Galileons from Lovelock actions

TL;DR

This work shows how covariant Galileon actions naturally emerge from standard Kaluza-Klein compactifications of higher-dimensional Lovelock gravity, with the dilaton $\pi$ acting as the Galileon. The authors derive a complete decomposition in arbitrary $D$, revealing that each compactification term preserves second-order equations for both $g_{\mu\nu}$ and $\pi$, and identify a precise relationship between the $\mathcal{K}^n$ and $\mathcal{L}^n$ structures up to total derivatives.

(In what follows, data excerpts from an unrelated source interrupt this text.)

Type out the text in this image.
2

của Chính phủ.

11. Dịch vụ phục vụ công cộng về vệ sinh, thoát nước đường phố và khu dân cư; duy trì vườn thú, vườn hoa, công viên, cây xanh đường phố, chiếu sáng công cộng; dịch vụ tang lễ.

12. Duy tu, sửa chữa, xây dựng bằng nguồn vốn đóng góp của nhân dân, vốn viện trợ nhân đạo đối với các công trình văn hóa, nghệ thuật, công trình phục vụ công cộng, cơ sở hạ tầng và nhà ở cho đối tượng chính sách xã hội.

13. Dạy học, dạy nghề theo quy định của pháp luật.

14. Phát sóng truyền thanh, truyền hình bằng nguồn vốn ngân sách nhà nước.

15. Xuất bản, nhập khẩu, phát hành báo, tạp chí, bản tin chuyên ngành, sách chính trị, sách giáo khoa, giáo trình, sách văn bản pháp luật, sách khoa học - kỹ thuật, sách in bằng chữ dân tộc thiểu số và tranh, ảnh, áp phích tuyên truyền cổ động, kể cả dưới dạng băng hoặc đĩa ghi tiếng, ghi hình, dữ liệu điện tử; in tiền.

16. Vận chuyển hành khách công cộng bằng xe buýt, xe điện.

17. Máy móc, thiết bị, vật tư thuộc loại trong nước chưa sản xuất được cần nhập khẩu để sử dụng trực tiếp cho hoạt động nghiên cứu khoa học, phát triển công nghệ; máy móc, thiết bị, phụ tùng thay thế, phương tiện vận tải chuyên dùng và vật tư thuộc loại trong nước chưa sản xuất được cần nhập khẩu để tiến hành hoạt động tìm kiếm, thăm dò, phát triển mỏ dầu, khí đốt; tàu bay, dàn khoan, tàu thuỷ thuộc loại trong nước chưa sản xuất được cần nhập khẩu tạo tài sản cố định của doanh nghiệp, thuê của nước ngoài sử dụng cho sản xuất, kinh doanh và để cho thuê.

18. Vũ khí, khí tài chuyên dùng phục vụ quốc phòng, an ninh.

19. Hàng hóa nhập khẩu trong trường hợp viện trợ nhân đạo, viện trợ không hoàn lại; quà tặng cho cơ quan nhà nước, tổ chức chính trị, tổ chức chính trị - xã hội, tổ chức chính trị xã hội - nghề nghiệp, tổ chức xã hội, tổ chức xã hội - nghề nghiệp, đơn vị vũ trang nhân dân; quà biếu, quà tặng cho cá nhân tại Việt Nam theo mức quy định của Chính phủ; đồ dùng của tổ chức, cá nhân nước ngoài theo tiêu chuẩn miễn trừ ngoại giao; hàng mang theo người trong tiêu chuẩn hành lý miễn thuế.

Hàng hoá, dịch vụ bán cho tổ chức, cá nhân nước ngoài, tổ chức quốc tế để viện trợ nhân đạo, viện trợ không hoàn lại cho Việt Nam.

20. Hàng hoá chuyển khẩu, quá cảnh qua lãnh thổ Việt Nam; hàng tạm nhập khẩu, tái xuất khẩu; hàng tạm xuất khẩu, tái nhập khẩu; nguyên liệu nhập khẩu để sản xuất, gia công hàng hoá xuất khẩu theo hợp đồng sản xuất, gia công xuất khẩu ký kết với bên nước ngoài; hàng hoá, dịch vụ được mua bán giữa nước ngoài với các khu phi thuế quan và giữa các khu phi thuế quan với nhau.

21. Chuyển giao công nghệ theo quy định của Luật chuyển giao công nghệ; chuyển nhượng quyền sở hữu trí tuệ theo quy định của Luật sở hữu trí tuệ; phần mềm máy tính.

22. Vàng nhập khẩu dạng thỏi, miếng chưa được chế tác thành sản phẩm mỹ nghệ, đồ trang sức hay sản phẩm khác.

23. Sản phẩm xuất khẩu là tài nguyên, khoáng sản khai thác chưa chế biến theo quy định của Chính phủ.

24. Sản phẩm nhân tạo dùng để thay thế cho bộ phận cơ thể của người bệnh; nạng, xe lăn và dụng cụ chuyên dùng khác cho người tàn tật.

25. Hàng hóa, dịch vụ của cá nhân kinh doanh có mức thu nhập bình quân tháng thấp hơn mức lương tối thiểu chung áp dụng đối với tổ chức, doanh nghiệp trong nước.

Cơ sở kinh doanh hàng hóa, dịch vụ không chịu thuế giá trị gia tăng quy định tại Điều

They classify the independent Galilean terms, separating curvature-only Lovelock pieces from scalar-tensor couplings, and show that in $D=4$ the known covariant Galileons reappear alongside two additional second-order couplings, one of which is new. The results unify geometric origins of Galileons, clarify their structural completeness, and point to natural extensions to multi-field or vector Galileons with potential cosmological relevance, such as Galilean inflation.

Abstract

We demonstrate how, for an arbitrary number of dimensions, the Galileon actions and their covariant generalizations can be obtained through a standard Kaluza-Klein compactification of higher-dimensional Lovelock gravity. In this setup, the dilaton takes on the role of the Galileon. In addition, such compactifications uncover other more general Galilean actions, producing purely second-order equations in the weak-field limit, now both for the Galileon and the metric perturbations.